Em determinado momento do vídeo vê-se um cartaz segurado por alguns policiais, cujo texto, em francês, diz: “Forças de ordem em um mundo mágico”. Sobre isso, Buisine explicou: “E você vê essas mensagens irônicas, referindo-se aos Ursinhos Carinhosos. Bem-vindos ao mundo dos Ursinhos Carinhosos”.
Comparação feita em 6 de abril de 2021 entre o vídeo viralizado no Facebook (à esquerda) e a gravação original de 2020
A imprensa (1, 2) reportou a indignação dos policiais, que jogaram suas algemas no chão após se sentirem “insultados” pelos comentários de que toleravam a brutalidade e o racismo.

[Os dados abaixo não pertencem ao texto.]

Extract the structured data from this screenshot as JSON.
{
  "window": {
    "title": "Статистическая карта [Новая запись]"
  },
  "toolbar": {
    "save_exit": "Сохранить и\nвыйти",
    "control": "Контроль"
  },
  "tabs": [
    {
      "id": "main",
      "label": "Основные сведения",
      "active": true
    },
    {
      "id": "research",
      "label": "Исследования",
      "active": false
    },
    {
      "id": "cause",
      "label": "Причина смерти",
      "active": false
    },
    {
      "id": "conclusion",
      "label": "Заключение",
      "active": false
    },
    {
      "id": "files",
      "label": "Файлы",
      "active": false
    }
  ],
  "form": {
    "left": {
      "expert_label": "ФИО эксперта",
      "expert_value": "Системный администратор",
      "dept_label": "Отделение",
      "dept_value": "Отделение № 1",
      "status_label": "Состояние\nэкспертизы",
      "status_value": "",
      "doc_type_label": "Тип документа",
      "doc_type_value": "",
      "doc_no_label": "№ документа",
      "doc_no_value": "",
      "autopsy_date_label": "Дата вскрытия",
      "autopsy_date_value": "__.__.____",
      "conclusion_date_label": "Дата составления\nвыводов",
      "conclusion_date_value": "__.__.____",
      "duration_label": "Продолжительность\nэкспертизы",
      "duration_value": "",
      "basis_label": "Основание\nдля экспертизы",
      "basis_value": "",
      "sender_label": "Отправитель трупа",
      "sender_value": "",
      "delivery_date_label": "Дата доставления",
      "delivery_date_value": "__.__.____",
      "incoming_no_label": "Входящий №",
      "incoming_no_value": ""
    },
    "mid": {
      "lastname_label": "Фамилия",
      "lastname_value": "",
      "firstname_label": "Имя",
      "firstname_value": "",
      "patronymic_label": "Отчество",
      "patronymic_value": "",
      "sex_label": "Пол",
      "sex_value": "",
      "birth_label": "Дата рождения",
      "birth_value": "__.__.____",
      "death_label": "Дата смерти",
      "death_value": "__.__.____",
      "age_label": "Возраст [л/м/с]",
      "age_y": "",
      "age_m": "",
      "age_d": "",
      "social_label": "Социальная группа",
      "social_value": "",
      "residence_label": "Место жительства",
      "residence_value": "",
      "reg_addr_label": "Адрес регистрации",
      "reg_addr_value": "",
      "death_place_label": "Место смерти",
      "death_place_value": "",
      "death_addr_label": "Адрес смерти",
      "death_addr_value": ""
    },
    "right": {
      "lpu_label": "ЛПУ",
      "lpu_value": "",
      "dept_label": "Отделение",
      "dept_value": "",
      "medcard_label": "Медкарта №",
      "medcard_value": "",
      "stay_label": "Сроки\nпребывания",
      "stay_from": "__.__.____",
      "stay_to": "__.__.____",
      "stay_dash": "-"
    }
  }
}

A ação ocorreu em Bobigny, Lille, Rennes, Bordeaux, Toulouse e outras cidades.
Policiais franceses seguram um papel escrito “Forças de ordem em um mundo mágico” após jogarem algemas no chão em Bobigny, na França, em 11 de junho de 2020 (Thomas Coex / AFP)
Em 8 de junho de 2020, o então ministro do Interior Castaner, que deixou o cargo no mês seguinte, anunciou o fim do método de detenção policial de “estrangulamento”, após manifestantes irem às ruas afirmar que a polícia francesa era racista com as minorias étnicas assim como a polícia dos Estados Unidos era acusada de ser violenta com pessoas negras.
A polícia francesa, contudo, negou qualquer similaridade com as ações dos policiais norte-americanos em Minneapolis, cuja morte de George Floyd, que estava sob custódia, provocou uma onda de protestos em todo o mundo.
Um conteúdo semelhante foi checado pelas equipes do Aos Fatos e do Boatos.org.